= Zugdidi Botanical Garden =

Botanical garden in Zugdidi, Georgia

Zugdidi Botanical Garden

Zugdidi Botanical Garden (ზუგდიდის ბოტანიკური ბაღი), Zugdidi branch of Central Botanical Garden administered by the Georgian Academy of Sciences; was built in the late 19th century by the prince of Samegrelo David Dadiani, near his residence. The garden now has over eighty genus of exotic plants introduced from southeast Asia, India, Japan, Mediterranean and the Americas.

== History ==
David Dadiani ruler of Samegrelo began the construction of a decorative garden in 1840. That year, he fenced in a forest area surrounding the palace, which was he considered his "Baghdad Palace" and set up a specialist institution for horticultural sciences. Soon care and its management of the estate passed to his wife, Ekaterina Chavchavadze-Dadiani. Ekaterina was enthusiastic about her work, and in a short time had stocked the garden with a great variety of native and exotic plants.

== Management ==
In 1922, the People's Commissariat of Education appointed Georgian scientist A. Chanturia as director of the garden. After 1926 the garden fell under the writ of the Georgian SSR Tbilisi Botanical Garden.
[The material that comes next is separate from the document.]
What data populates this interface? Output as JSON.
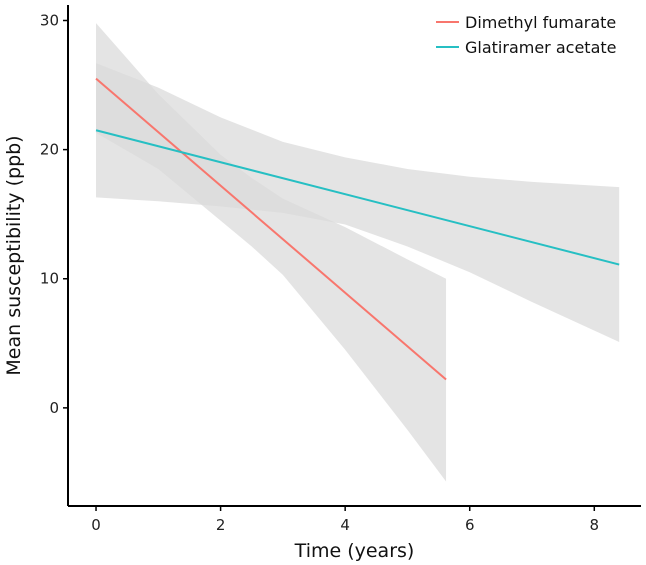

The New Director of the Botanical Garden, I. Lomouri decried the dire state of the garden. He sent Professor Sosnovski, to describe and account for trees and shrubs, fenced garden area of a living fence, cleaned and restored some of the alley, planted box-curbs and so forth.

Control of the garden changed hands a few times, before it fell in Zugdidi City Council, who turned it into a culture and leisure park hosting a varieties of events, entertainment, and attractions, but the care and development of the plant collection was neglected.

Finally, in 1970, by a resolution of the Georgian SSR Council of Ministers in 1970, Zugdidi Botanical Gardens in Central Park was given to the Academy of Sciences and was renamed the "Georgian SSR Academy of Sciences, Central Botanical Garden Branch."

A short period of time-consuming work brought the garden to conditions suitable for scientific research work. 350 new species and sakheskhvaobis saplings were added to the garden nursery, which will soon be moved to permanent areas in the park.

In 2005, the Government of the Dadianis Palace Garden allocated 40 thousand lari for reconstruction.

In May 2009 Zugdidi Chairman Otar Patsatsia, and Zugdidi Municipality MP Fridon Todua Alexander Kobalia made the decision to provide measures for heavy reconstruction in the Botanical Garden. The decision of the Zugdidi district administration from the local budget will come to 5,000 lari per month.